Second, as previously discussed, strategies like this provide a potential solution to the long feared return to an extended period of rising interest rates. Some of the tactical asset allocation strategies that we track treat bond exposure as the “fallback” allocation. In other words, when the strategy is not long “risk on” assets like equities or real estate, it dumps that exposure into bonds. Of course, that makes less sense in a regime of rising rates. I would prefer to see those strategies take an approach more like the one here. A good example of that can be found in our post on the PAA vs PAA-CPR strategies.
Paul Novell’s Tactical Bond strategy trades a broad basket of bond asset classes based on rules similar to Gary Antonacci’s Dual Momentum. The strategy outperformed most constituent bond assets over our test, but more importantly, could act a safety valve should we enter a new regime of rising interest rates.

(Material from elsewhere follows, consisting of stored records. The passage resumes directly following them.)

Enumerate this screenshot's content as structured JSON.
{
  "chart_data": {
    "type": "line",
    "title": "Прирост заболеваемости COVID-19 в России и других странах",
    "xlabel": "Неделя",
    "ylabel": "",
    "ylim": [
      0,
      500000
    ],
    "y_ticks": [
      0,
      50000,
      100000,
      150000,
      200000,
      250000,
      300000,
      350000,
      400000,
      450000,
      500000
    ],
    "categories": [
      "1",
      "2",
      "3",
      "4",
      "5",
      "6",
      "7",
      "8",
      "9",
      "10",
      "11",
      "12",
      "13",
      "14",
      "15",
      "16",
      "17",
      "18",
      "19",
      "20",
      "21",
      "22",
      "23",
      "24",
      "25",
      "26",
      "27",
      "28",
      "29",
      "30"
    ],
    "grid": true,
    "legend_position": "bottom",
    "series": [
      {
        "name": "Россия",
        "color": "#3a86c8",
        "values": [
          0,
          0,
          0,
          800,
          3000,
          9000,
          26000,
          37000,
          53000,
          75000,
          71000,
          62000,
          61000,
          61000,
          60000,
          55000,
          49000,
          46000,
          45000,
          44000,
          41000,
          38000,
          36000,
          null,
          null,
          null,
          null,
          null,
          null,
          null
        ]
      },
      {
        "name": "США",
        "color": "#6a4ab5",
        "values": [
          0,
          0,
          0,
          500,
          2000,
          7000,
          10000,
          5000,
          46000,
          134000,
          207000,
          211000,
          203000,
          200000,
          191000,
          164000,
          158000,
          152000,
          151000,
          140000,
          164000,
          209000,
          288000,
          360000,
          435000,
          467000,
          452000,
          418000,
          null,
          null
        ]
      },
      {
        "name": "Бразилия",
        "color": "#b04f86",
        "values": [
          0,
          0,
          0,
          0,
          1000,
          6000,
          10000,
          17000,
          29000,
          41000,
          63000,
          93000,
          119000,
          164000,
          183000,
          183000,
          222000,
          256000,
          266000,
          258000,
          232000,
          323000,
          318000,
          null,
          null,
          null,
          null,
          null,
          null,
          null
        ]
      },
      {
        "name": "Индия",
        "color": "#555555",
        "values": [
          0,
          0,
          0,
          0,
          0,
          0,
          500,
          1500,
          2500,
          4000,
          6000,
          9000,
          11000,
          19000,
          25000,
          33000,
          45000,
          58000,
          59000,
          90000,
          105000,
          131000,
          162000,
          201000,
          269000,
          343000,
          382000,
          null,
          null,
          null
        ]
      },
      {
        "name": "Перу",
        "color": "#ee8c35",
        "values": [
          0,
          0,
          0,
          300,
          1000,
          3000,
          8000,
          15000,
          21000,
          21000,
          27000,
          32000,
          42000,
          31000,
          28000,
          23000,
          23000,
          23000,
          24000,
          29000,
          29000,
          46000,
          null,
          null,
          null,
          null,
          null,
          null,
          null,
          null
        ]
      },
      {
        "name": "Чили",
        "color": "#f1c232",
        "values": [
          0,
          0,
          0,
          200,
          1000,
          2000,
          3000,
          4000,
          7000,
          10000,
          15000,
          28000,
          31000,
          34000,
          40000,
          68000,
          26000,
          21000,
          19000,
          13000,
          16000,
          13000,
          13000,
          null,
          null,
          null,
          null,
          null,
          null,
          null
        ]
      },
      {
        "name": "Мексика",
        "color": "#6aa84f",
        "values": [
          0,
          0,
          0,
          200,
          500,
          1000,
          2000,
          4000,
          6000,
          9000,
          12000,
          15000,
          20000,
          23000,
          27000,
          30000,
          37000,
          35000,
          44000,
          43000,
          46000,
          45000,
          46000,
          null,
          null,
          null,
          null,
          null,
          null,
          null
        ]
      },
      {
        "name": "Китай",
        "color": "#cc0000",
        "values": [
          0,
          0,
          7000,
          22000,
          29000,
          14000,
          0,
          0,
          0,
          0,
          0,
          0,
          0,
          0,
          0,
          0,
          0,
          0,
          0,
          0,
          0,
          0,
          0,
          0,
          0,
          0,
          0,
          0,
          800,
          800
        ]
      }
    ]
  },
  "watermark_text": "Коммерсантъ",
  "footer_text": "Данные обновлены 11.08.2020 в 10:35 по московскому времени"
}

However, due to data limitations and the lack of a good proxy for a new regime of rising rates beginning today, a healthy dose of extra skepticism about these results is probably in order.
We invite you to become a member for less than $1 a day to track this and other excellent models in near real-time, or take our platform for a test drive with a free limited membership. Have questions? Learn more about what we do, check out our FAQs or contact us.
There are a number of differences between our results and those shown by Paul. None are major by themselves, but taken as a whole, could lead to significant differences in any given month. We think over time these differences will come out in the wash.
- Paul’s results assume (a) that trades are taken every four weeks as opposed to every month end, and (b) that trades were taken at the following day’s close. Both are simply limitations of Paul’s backtesting software. He’s indicated that he prefers the month end/same day trade and we’ve tracked it that way here to better match other strategies on this site. Note that we are able to track the strategy with signal and execution at the same close because our signal is updated in near real-time throughout the day for members.
- Paul’s results only require that an asset have a positive return to pass the “absolute” (aka “time series”) momentum test. We’ve required that the asset have both a positive return and a return greater than the 6-month return of BIL. This had a slight positive impact on historical returns.
- Both our results and Paul’s use BWX (international treasuries) in place of BNDX (international aggregate bonds) prior to BNDX data becoming available, but because we have access to much more simulated BNDX data, BWX plays much less of a role in our test.
- As we do throughout this site, we’ve assumed that any trades signaled for SHY (short-term US Treasuries) were instead placed in “cash” (equal to the 3-month UST rate). We feel it’s a more appropriate choice in today’s environment of low interest rates given transaction costs and how frequently this strategy trades. This did not have a significant impact on historical returns.